Hemorrhoids During Pregnancy


Hemorrhoids During Pregnancy

Hemorrhoids are swollen blood vessels in the rectal area. They typically range in size from as small as a pea to as large as a grape, and they can develop inside the rectum or protrude through the anus.

Hemorrhoids can be itchy and mildly uncomfortable – or downright painful. Sometimes they even cause rectal bleeding, especially when you have a bowel movement.

Pregnancy and vaginal delivery predisposes women to develop hemorrhoids because of hormonal changes and increased intra-abdominal pressure. It has been estimated that 25% to 35% of pregnant women are affected by this condition. In certain populations, up to 85% of pregnancies are affected by hemorrhoids in the third trimester.

Hemorrhoids occur when the external hemorrhoidal veins become varicose (enlarged and swollen), which causes itching, burning, painful swellings at the anus, dyschezia (painful bowel movements), and bleeding. Pain with bowel movements and bleeding are often the first signs of hemorrhoids. It is important to note, however, that hemorrhoids are not the only cause of rectal bleeding, and the physician should properly confirm the diagnosis before initiating any treatment. Hemorrhoids should be treated to prevent more serious complications, including inflammation, thrombosis, and prolapse.

Treatment Hemorrhoids During Pregnancy

Most forms of the condition can be successfully treated by increasing fibre content in the diet, administering stool softeners, increasing liquid intake, anti-hemorrhoidal analgesics, and training in toilet habits. However, most evidence of the efficacy of therapeutic alternatives for hemorrhoids is gained from studies performed in non-pregnant patients.

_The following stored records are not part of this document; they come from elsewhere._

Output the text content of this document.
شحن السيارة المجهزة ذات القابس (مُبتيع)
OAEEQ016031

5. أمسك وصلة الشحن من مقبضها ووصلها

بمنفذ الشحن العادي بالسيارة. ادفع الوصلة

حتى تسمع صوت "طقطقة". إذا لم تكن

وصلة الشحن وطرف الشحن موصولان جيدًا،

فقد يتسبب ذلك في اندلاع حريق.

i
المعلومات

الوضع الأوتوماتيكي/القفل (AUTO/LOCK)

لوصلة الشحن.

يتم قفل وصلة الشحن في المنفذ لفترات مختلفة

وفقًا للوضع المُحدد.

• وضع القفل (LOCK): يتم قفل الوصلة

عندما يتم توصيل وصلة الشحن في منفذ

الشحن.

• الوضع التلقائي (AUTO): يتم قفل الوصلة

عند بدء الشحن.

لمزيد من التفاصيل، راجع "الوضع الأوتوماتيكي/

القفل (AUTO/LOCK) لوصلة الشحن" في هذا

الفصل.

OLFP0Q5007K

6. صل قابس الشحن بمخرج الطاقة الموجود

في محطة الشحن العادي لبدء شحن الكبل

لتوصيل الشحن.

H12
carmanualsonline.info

A recent systematic review of both published and unpublished randomized controlled trials, which included the enrolment of more than 350 patients, showed that laxatives in the form of fibre had a beneficial effect in the treatment of symptomatic hemorrhoids. Decreased straining during bowel movements shrinks internal hemorrhoidal veins, resulting in a reduction of symptoms. Bathing with warm water (40°C to 50°C for 10 min) usually relieves anorectal pain. Suppositories and ointments that contain local anesthetics, mild astringents, or steroids are available.

More aggressive therapies, such as sclerotherapy, cryotherapy, or surgery, are reserved for patients who have persistent symptoms after 1 month of conservative therapy. Some recent studies have shown the effectiveness of botulinum toxin injections as a treatment for chronic anal fissure and hemorrhoids. Because of its mechanism of action, however, botulinum toxin is contraindicated during pregnancy and lactation.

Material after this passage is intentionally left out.